American lenders have loaned so-called “shadow banks” more than $1 trillion, and regulators are worried.

That’s according to a report Saturday (Feb. 10) by the Financial Times (FT), which cites recent figures from the U.S. Federal Reserve showing that U.S. banks’ loans to non-deposit-taking financial companies had gone past $1 trillion at the end of last month.

That amount is up 12% over the last year, the report said, making these loans — to hedge funds, direct lenders and private equity firms — one of the fastest-growing areas of business for banks at a time when overall loan growth has slowed.

However, the report noted that the recipients of the loans are using the money to leverage investments and increasingly lend it out to riskier borrowers, of whom regulators have warned banks against lending directly.

According to the FT, the rise in loans to these lenders has regulators worried as there is little information about the risks these companies are taking.

Michael Hsu, acting head of the Office of the Comptroller of the Currency, told the FT recently he thought the loosely regulated lenders were pushing banks to make lower-quality and higher-risk loans.

“We need to solve the race to the bottom,” Hsu said. “And I think part of the way to solve it is to put due attention on those non-banks.”

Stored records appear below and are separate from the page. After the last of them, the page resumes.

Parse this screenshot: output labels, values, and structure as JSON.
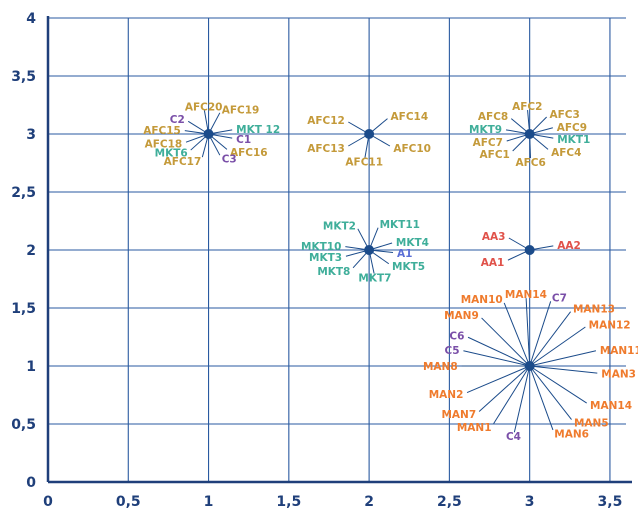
{
  "chart_data": {
    "type": "scatter",
    "title": "",
    "xlabel": "",
    "ylabel": "",
    "xlim": [
      0,
      3.6
    ],
    "ylim": [
      0,
      4
    ],
    "grid": true,
    "x_ticks": [
      "0",
      "0,5",
      "1",
      "1,5",
      "2",
      "2,5",
      "3",
      "3,5"
    ],
    "y_ticks": [
      "0",
      "0,5",
      "1",
      "1,5",
      "2",
      "2,5",
      "3",
      "3,5",
      "4"
    ],
    "colors": {
      "axis": "#1f3f7a",
      "grid": "#2a5aa0",
      "point": "#1b4b8a",
      "AFC": "#c49a3a",
      "MKT": "#3fae9a",
      "C": "#7a4fa8",
      "A": "#5b6fd6",
      "AA": "#e0524a",
      "MAN": "#ef7b2d"
    },
    "clusters": [
      {
        "x": 1,
        "y": 3,
        "labels": [
          {
            "text": "AFC20",
            "group": "AFC",
            "angle": 100
          },
          {
            "text": "AFC19",
            "group": "AFC",
            "angle": 62
          },
          {
            "text": "C2",
            "group": "C",
            "angle": 148
          },
          {
            "text": "AFC15",
            "group": "AFC",
            "angle": 172
          },
          {
            "text": "MKT 12",
            "group": "MKT",
            "angle": 10
          },
          {
            "text": "C1",
            "group": "C",
            "angle": -10
          },
          {
            "text": "AFC18",
            "group": "AFC",
            "angle": 200
          },
          {
            "text": "AFC16",
            "group": "AFC",
            "angle": -40
          },
          {
            "text": "MKT6",
            "group": "MKT",
            "angle": 222
          },
          {
            "text": "AFC17",
            "group": "AFC",
            "angle": 255
          },
          {
            "text": "C3",
            "group": "C",
            "angle": -62
          }
        ]
      },
      {
        "x": 2,
        "y": 3,
        "labels": [
          {
            "text": "AFC12",
            "group": "AFC",
            "angle": 150
          },
          {
            "text": "AFC14",
            "group": "AFC",
            "angle": 40
          },
          {
            "text": "AFC13",
            "group": "AFC",
            "angle": 210
          },
          {
            "text": "AFC10",
            "group": "AFC",
            "angle": -30
          },
          {
            "text": "AFC11",
            "group": "AFC",
            "angle": 260
          }
        ]
      },
      {
        "x": 3,
        "y": 3,
        "labels": [
          {
            "text": "AFC2",
            "group": "AFC",
            "angle": 95
          },
          {
            "text": "AFC3",
            "group": "AFC",
            "angle": 45
          },
          {
            "text": "AFC8",
            "group": "AFC",
            "angle": 140
          },
          {
            "text": "AFC9",
            "group": "AFC",
            "angle": 15
          },
          {
            "text": "MKT9",
            "group": "MKT",
            "angle": 170
          },
          {
            "text": "MKT1",
            "group": "MKT",
            "angle": -10
          },
          {
            "text": "AFC7",
            "group": "AFC",
            "angle": 197
          },
          {
            "text": "AFC4",
            "group": "AFC",
            "angle": -40
          },
          {
            "text": "AFC1",
            "group": "AFC",
            "angle": 225
          },
          {
            "text": "AFC6",
            "group": "AFC",
            "angle": 272
          }
        ]
      },
      {
        "x": 2,
        "y": 2,
        "labels": [
          {
            "text": "MKT2",
            "group": "MKT",
            "angle": 118
          },
          {
            "text": "MKT11",
            "group": "MKT",
            "angle": 68
          },
          {
            "text": "MKT10",
            "group": "MKT",
            "angle": 172
          },
          {
            "text": "MKT4",
            "group": "MKT",
            "angle": 17
          },
          {
            "text": "MKT3",
            "group": "MKT",
            "angle": 195
          },
          {
            "text": "A1",
            "group": "A",
            "angle": -6
          },
          {
            "text": "MKT8",
            "group": "MKT",
            "angle": 228
          },
          {
            "text": "MKT5",
            "group": "MKT",
            "angle": -35
          },
          {
            "text": "MKT7",
            "group": "MKT",
            "angle": -78
          }
        ]
      },
      {
        "x": 3,
        "y": 2,
        "labels": [
          {
            "text": "AA3",
            "group": "AA",
            "angle": 150
          },
          {
            "text": "AA2",
            "group": "AA",
            "angle": 10
          },
          {
            "text": "AA1",
            "group": "AA",
            "angle": 205
          }
        ]
      },
      {
        "x": 3,
        "y": 1,
        "labels": [
          {
            "text": "MAN10",
            "group": "MAN",
            "angle": 112
          },
          {
            "text": "MAN14",
            "group": "MAN",
            "angle": 93
          },
          {
            "text": "C7",
            "group": "C",
            "angle": 72
          },
          {
            "text": "MAN13",
            "group": "MAN",
            "angle": 53
          },
          {
            "text": "MAN9",
            "group": "MAN",
            "angle": 135
          },
          {
            "text": "MAN12",
            "group": "MAN",
            "angle": 35
          },
          {
            "text": "C6",
            "group": "C",
            "angle": 155
          },
          {
            "text": "MAN11",
            "group": "MAN",
            "angle": 13
          },
          {
            "text": "C5",
            "group": "C",
            "angle": 167
          },
          {
            "text": "MAN8",
            "group": "MAN",
            "angle": 180
          },
          {
            "text": "MAN3",
            "group": "MAN",
            "angle": -6
          },
          {
            "text": "MAN2",
            "group": "MAN",
            "angle": 203
          },
          {
            "text": "MAN14",
            "group": "MAN",
            "angle": -33
          },
          {
            "text": "MAN7",
            "group": "MAN",
            "angle": 222
          },
          {
            "text": "MAN5",
            "group": "MAN",
            "angle": -52
          },
          {
            "text": "MAN1",
            "group": "MAN",
            "angle": 238
          },
          {
            "text": "MAN6",
            "group": "MAN",
            "angle": -70
          },
          {
            "text": "C4",
            "group": "C",
            "angle": 257
          }
        ]
      }
    ]
  }
}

As PYMNTS wrote last week, this rise in lending to — and by — shadow banks is happening as several America’s smaller businesses appear ready to switch to lending channels outside of traditional banks.

“Those channels would include the large hedge funds and private equity vehicles such as BlackRock and Apollo Global Management,” that report said. “Banks, too, have been partnering with investment managers to offer private credit options, as shown in this announcement by Citi and LuminArx creating Cinergy.”

Concern about the rise of shadow banks doesn’t stop in the U.S. Earlier this year, European Banking Authority (EBA) Chair José Manuel Campa said regulators in Europe were looking at the ties between banks and shadow banks — also known as non-bank financial institutions (NBFIs).

“We should be doing more and we are going to be doing more,” Campa told the FT last month in reference to efforts to gauge how banks would be affected by strains in the NBFI space.

“We need to have an understanding of the whole underlying chain in NBFIs,” he added.